More flames danced behind the latticework. There was a crash of breaking glass as windows
shattered in the heat and almost simultaneously from behind the house a mushroom of flame
billowed up into the sky followed by the most appalling explosion. Piper gaped, transfixed by the
enormity of what was happening. And as he gaped a slim figure detached itself from the shadows of
the house and ran across the terrace towards him. It was Baby. The bloody woman must have...but
Piper had no time to follow this obvious train of thought to its conclusion. As Baby ran towards
him another train appeared round the side of the house, a train of flames that danced and
skipped, held for a moment and then flickered on along the trail of gasolene Piper had left from
the fuel store. Piper watched it coming and then, with a presence of mind that was wholly his own
and owed nothing to The Moral Novel, he clambered on to the jetty and wrestled with the ropes
that held the cruiser.

'We've got to get away before that fire...' he yelled to Baby as she rushed along the jetty
towards him. Baby looked over her shoulder at the fuse.

'Oh my God,' she shrieked. The dancing flames were scurrying closer.
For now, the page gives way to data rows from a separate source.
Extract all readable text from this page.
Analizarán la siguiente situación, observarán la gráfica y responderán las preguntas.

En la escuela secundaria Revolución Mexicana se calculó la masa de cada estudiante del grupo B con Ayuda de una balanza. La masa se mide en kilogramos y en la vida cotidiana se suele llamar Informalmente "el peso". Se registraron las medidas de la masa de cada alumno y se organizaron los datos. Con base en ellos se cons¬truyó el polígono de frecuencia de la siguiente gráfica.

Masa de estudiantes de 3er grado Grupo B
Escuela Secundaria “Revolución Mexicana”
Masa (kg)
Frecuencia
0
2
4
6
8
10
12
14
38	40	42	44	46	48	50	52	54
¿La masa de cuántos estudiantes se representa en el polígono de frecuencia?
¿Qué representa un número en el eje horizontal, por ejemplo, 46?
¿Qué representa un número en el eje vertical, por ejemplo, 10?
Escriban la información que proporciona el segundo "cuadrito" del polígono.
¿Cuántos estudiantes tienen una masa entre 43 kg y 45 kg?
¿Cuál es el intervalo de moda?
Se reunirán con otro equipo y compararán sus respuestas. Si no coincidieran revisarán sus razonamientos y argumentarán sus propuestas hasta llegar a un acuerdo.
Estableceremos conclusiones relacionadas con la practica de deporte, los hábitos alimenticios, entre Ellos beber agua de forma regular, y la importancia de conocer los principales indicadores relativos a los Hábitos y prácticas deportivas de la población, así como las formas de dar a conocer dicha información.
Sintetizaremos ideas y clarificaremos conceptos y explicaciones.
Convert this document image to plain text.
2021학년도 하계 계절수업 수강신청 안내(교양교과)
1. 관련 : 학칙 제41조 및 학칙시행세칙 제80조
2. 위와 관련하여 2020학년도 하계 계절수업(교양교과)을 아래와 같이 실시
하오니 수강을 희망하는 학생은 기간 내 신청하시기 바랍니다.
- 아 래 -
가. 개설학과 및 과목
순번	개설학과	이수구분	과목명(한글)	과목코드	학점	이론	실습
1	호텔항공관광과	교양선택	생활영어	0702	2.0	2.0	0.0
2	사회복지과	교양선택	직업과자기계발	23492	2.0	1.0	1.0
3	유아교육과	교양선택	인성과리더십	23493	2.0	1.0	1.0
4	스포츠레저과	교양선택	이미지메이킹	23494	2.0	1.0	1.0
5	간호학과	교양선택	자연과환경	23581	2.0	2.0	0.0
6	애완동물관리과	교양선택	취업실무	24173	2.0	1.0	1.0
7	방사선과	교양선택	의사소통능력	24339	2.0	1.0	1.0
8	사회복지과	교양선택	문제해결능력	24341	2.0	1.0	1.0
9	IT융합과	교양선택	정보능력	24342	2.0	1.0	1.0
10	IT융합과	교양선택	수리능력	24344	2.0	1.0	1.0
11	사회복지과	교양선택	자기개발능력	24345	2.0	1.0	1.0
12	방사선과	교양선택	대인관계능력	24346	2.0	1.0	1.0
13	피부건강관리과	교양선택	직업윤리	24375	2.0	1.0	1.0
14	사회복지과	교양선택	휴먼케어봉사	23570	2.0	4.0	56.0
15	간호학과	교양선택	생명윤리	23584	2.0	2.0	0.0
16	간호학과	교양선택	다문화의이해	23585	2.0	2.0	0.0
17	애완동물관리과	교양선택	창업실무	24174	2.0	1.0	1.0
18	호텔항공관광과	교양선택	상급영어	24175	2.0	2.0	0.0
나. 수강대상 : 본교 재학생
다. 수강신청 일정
She leapt down into the
boat and into the cabin.

'It's too late,' shouted Piper. The flames were licking along the jetty now. They would reach
the boat with its cargo of gas and then...Piper dropped the line and ran. In the cabin of the
cruiser. Baby struggled to find her alimony, grabbed the mink, dropped it again, and finally
found the case she was looking for. She turned back towards the door but the flames had reached
the end of the jetty and as she looked they leapt the gap. There was no hope. Baby turned to the
controls, put the throttle full on, and as the cruiser surged forward, she scrambled out of the
cabin and, still clutching the briefcase, dived over the side. Behind her the cruiser gathered
speed. Flames flickered somewhere inside to mark its progress and then seemed to die down.
Finally it disappeared into the darkness of the bay, the roar of its motor drowned by the much
more powerful roar of the blazing house. Baby swam ashore and stumbled up the rocky beach. Piper
was standing on the lawn staring in horror at the house. The flames had reached the upper storeys
now, they glowed behind windows briefly, there was the crash of breaking glass as more windows
splintered and then great gusts of flame shot out to lick up the sides of the shingle. Within
minutes the entire facade was ablaze. Baby stood beside Piper proudly.